Comprehensive Chemical Analysis of the Methyl 3-Nitrogen-2,3-Dideoxysaccharides Derivatives with d-ribo-Configuration: Synthesis, Reactivity of HIV-1 Reverse Transcriptase Inhibitors.

Abstract

This study extends previous research, particularly focusing on patented scientific objects No. ID: PL 240 353 B1, investigating the physicochemical properties of the methyl 3-azido- and 3-amino-2,3-dideoxysaccharides with a nucleoside scaffold similar to 3'-azidothymidine (AZT). The study utilizes multiwavelength spectrophotometric and potentiometric methods to evaluate the ionization of the saccharide units in aqueous solutions. pK_a values, obtained from two independent methods, reveal significant sugar ionization effects on UV spectra with varying pH levels. Stability constants for divalent metal ion complexes (Cu²⁺ and Ni²⁺) with the saccharide isomers indicate that complex stoichiometries and stabilities are highly dependent on the configuration of sugar ring substituents.

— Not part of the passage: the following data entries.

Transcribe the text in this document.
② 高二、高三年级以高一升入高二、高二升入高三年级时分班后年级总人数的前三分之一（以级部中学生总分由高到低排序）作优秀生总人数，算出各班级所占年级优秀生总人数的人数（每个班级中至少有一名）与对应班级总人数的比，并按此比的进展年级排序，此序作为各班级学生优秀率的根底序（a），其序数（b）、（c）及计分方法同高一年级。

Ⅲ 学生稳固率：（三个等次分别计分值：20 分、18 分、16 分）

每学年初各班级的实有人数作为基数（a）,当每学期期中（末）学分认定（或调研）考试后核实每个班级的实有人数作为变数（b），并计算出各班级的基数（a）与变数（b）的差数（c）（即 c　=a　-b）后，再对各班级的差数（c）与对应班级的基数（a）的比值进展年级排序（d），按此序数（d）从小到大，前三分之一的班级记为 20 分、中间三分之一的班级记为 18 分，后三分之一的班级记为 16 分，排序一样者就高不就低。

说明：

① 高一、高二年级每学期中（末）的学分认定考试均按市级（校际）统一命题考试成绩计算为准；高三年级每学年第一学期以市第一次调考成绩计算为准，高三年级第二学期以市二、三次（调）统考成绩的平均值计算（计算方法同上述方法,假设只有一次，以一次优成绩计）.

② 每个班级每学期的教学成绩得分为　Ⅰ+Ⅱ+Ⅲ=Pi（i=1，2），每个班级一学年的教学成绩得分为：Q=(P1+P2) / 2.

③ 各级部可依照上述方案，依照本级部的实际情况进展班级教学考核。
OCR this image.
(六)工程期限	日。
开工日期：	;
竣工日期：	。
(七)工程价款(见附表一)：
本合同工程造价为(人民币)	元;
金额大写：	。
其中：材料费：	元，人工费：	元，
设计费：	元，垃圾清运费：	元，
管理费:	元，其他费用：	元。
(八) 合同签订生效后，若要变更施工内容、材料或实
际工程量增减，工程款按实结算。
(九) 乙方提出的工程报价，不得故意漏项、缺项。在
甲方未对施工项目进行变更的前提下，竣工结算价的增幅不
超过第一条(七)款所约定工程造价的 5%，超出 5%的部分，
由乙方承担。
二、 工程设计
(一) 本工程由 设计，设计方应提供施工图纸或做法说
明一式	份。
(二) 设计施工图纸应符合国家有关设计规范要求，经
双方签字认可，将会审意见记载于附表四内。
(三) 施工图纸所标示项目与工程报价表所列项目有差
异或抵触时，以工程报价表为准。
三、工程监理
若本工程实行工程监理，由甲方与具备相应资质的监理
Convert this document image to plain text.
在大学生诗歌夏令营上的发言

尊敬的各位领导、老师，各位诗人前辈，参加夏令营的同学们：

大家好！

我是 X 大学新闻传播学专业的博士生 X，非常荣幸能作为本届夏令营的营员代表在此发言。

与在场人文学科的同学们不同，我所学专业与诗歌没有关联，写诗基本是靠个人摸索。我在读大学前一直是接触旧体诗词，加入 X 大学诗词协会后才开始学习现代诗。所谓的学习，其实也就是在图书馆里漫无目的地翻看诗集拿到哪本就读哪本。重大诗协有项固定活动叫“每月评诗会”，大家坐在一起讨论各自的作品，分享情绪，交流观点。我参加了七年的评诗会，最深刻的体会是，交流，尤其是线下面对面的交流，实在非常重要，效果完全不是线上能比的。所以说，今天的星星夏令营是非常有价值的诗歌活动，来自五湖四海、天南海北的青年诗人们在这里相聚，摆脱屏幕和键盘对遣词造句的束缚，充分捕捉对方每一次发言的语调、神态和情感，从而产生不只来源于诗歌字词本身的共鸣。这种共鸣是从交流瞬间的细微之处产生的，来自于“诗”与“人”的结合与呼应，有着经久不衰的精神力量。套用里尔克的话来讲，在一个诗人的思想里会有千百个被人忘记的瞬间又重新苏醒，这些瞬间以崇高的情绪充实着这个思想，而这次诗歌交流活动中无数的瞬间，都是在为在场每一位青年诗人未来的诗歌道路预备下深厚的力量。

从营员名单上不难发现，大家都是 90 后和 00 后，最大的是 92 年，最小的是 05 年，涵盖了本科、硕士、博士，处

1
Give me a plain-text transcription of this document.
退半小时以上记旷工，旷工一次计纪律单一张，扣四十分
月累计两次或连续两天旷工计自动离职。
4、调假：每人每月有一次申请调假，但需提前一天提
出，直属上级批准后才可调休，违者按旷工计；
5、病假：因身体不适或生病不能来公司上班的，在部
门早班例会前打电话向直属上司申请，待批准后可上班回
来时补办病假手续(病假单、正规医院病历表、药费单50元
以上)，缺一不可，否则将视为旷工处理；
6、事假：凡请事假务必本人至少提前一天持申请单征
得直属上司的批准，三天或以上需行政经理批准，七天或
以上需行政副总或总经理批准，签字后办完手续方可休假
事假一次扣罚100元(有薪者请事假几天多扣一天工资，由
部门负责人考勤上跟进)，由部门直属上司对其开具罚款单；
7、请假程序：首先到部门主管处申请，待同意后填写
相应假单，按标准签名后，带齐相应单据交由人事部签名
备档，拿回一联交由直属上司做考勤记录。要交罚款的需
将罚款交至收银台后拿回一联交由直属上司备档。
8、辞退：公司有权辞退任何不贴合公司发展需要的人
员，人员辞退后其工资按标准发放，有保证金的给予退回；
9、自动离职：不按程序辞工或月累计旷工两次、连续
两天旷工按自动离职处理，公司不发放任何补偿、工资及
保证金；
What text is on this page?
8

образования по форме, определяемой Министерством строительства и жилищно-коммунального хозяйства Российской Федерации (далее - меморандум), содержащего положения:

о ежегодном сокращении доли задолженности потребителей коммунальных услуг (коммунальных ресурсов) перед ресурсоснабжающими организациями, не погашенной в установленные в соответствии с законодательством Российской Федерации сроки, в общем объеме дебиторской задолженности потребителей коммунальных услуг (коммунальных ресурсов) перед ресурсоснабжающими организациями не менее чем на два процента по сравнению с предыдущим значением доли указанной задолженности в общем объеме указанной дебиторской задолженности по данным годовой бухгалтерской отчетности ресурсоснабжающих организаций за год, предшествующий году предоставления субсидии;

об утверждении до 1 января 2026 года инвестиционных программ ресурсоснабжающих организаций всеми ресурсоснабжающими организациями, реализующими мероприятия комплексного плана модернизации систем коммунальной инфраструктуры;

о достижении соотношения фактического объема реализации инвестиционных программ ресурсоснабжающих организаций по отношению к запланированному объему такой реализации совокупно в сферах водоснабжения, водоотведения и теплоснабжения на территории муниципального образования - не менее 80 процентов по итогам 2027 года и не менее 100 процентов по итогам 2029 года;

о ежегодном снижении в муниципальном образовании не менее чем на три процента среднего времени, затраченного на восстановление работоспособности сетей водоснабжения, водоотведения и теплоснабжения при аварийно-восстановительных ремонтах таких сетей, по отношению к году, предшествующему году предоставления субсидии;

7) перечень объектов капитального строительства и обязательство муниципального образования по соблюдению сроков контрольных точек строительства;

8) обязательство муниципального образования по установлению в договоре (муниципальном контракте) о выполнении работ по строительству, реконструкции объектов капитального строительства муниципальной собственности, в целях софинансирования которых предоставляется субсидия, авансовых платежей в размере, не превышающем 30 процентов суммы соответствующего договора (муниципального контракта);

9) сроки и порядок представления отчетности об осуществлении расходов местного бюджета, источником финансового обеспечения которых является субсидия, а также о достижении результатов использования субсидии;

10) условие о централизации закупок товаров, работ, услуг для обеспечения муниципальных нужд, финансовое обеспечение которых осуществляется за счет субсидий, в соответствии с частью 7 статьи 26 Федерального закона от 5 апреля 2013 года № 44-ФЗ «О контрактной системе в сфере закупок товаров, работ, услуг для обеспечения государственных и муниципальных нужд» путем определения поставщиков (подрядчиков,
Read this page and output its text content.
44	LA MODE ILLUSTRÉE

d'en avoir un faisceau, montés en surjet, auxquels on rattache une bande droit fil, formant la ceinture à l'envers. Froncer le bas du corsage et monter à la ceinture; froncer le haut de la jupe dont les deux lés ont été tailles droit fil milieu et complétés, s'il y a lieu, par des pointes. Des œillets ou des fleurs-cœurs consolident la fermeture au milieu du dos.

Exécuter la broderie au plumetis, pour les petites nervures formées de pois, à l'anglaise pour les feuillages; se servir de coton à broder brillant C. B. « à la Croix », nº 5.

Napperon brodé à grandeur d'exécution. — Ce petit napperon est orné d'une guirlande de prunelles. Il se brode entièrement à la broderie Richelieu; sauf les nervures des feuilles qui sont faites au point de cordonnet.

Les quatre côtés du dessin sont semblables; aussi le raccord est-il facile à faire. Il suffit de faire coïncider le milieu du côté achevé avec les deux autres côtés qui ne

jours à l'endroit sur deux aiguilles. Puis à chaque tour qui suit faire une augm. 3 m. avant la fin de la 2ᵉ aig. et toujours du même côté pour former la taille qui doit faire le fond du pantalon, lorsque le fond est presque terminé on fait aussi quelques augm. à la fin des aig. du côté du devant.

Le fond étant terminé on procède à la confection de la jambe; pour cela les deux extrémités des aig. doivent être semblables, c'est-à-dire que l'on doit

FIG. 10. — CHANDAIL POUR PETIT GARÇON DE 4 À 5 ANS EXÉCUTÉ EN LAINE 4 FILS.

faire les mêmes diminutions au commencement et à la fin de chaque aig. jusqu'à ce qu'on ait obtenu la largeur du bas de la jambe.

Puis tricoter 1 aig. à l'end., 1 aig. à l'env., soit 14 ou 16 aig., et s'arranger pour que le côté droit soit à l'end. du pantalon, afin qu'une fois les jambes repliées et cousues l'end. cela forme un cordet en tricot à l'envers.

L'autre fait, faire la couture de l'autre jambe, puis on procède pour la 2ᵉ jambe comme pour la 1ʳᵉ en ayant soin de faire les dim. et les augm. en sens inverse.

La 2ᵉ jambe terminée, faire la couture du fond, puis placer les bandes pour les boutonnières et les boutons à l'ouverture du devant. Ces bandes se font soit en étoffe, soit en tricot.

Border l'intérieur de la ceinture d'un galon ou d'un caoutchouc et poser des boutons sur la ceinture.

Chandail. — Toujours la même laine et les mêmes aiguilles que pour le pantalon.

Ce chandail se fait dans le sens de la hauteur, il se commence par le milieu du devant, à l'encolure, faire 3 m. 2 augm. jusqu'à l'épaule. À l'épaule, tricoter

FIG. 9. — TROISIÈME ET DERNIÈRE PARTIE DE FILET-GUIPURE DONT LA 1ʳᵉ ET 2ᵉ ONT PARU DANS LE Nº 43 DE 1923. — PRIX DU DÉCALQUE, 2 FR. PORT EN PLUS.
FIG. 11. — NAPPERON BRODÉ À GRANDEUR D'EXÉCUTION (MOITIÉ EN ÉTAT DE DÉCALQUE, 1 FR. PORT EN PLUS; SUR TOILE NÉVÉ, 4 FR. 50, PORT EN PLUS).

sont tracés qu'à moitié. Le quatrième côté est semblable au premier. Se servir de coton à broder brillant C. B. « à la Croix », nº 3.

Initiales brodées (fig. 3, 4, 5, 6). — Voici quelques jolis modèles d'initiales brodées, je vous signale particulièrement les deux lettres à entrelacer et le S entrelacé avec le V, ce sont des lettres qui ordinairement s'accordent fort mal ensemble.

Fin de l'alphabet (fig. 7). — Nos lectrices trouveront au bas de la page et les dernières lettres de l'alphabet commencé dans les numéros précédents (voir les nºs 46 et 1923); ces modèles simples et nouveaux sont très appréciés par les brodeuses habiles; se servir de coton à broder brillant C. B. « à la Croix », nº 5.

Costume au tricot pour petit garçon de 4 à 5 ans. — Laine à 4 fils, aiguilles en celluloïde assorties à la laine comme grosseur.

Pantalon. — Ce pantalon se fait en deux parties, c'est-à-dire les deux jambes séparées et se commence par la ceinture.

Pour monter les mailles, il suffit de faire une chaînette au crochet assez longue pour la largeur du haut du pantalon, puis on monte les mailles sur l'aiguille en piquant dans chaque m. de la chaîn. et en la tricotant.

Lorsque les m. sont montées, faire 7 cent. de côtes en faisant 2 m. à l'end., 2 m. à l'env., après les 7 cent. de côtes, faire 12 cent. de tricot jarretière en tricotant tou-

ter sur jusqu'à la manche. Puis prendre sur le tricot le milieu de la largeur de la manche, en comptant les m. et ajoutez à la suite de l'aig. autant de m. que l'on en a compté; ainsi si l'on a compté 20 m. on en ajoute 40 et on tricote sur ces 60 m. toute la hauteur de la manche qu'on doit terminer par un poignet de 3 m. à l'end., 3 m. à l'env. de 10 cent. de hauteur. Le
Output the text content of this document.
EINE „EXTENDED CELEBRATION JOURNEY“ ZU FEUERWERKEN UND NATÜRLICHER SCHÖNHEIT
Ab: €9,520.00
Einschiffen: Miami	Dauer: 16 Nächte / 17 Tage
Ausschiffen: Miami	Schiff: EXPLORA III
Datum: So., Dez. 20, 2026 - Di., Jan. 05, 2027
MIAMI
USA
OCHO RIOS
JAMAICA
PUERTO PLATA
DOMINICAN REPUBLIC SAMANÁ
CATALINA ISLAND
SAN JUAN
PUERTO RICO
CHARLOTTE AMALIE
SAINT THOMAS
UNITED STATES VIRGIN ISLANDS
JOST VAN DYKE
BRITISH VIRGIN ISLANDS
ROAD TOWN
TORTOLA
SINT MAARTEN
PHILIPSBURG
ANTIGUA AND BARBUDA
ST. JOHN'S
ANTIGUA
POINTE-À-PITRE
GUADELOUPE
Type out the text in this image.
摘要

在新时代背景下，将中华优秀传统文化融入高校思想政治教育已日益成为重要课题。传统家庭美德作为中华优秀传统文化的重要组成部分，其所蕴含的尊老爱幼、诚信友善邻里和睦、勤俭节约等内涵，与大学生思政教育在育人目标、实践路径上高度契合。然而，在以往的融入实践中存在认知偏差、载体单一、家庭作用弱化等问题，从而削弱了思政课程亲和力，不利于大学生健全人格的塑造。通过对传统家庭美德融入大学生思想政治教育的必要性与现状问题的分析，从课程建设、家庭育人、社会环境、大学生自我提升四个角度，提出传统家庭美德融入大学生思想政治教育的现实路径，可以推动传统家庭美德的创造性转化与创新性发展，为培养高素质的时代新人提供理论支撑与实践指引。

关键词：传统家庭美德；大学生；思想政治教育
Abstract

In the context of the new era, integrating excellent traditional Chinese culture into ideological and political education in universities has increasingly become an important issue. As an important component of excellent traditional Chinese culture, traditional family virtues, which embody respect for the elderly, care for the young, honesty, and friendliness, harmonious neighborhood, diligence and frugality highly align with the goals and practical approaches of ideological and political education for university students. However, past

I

Spectrophotometric results show a descending order of CT-DNA-binding affinity: BRNH₂OMe > BRN₃OMe > ARN₃OMe > ARNH₂OMe, suggesting varied interaction strengths. Molecular docking of models of synthesized O-glycosides confirmed their potential as reverse transcriptase inhibitors. Among the derivatives tested, the compound BRN₃OMe displays the highest interaction with the enzyme active site residues and DNA, suggesting it may possess the greatest efficacy. Our reported results highlight the promising inhibitory properties of novel O-glycosides against HIV reverse transcriptase, supporting their potential development as antiviral agents.